Les rimes se mêlent à la prose, avant que les deux voix se juxtaposent, sans plus se répondre. Enfin, après avoir résumé leur position respective, l’un dans un « chant de la balle perdue », l’autre dans une « lettre à la République », Yann et Soulaymann se rejoignent dans une très académique question d’ouverture : « Est-ce que les Français ont les dirigeants qu’ils méritent ?« .
Même si l’on regrette cette synthèse quelque peu artificielle, elle résume bien l’esprit salutaire de la pièce et de l’engagement de Kery James. Il porte au théâtre une vraie réflexion sur la responsabilité politique des gouvernants et des citoyens. C’est en cela que sa copie mérite un accessit, car elle montre que tout n’est jamais noir ou blanc, mais, bel et bien, noir et blanc.
Et il ne s’agit pas là d’une simple pirouette rhétorique digne d’un concours d’éloquence ; au contraire, c’est une vraie philosophie.

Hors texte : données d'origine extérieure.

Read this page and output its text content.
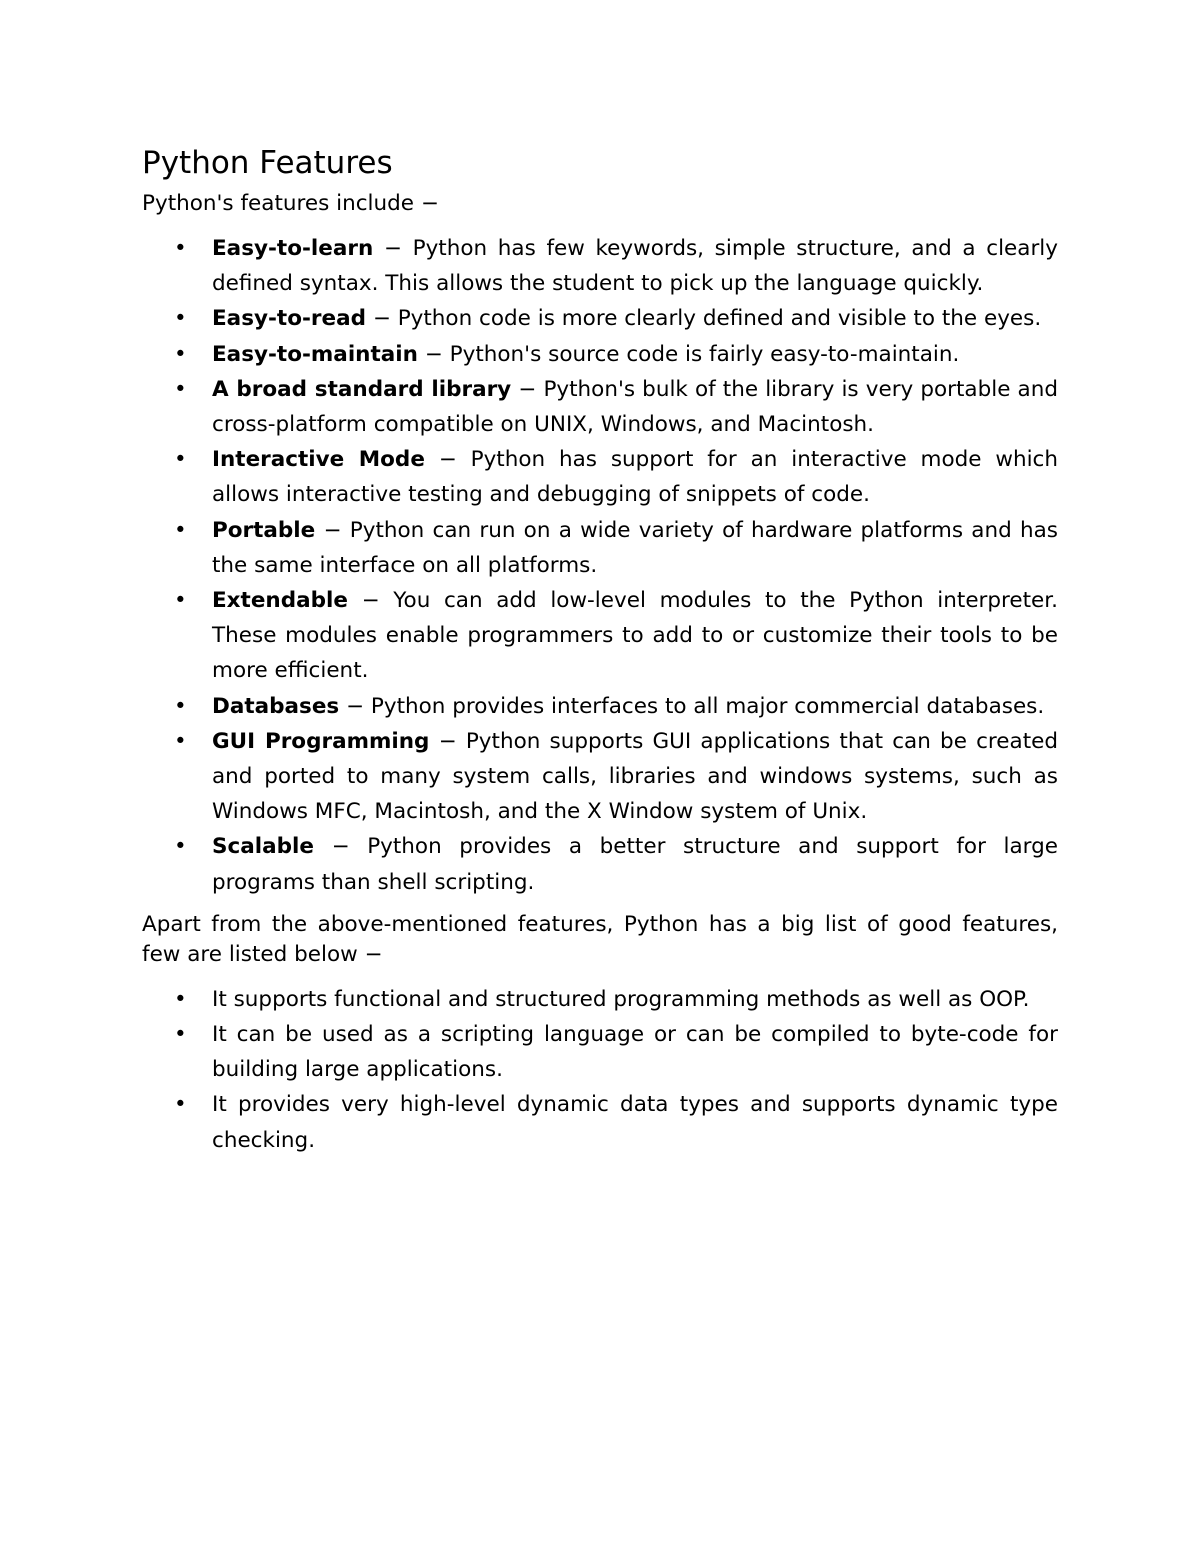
Python Features

Python's features include −

• Easy-to-learn − Python has few keywords, simple structure, and a clearly defined syntax. This allows the student to pick up the language quickly.
• Easy-to-read − Python code is more clearly defined and visible to the eyes.
• Easy-to-maintain − Python's source code is fairly easy-to-maintain.
• A broad standard library − Python's bulk of the library is very portable and cross-platform compatible on UNIX, Windows, and Macintosh.
• Interactive Mode − Python has support for an interactive mode which allows interactive testing and debugging of snippets of code.
• Portable − Python can run on a wide variety of hardware platforms and has the same interface on all platforms.
• Extendable − You can add low-level modules to the Python interpreter. These modules enable programmers to add to or customize their tools to be more efficient.
• Databases − Python provides interfaces to all major commercial databases.
• GUI Programming − Python supports GUI applications that can be created and ported to many system calls, libraries and windows systems, such as Windows MFC, Macintosh, and the X Window system of Unix.
• Scalable − Python provides a better structure and support for large programs than shell scripting.

Apart from the above-mentioned features, Python has a big list of good features, few are listed below −

• It supports functional and structured programming methods as well as OOP.
• It can be used as a scripting language or can be compiled to byte-code for building large applications.
• It provides very high-level dynamic data types and supports dynamic type checking.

Car dès que l’on cesse de penser la réalité en polychrome, c’est la mort des cellules grises, et c’est aussi la fin de l’espoir.
Oui, il y a quelque chose de pourri au Royaume de France, et Maître Yann fait bien de souligner les injustices du système… Mais, attention, n’oublions pas non plus la leçon émancipatrice de Maître Soulaymaan (citant Julio Cortázar à l’appui) :
La lâcheté tend à projeter sur les autres la responsabilité qu’on refuse.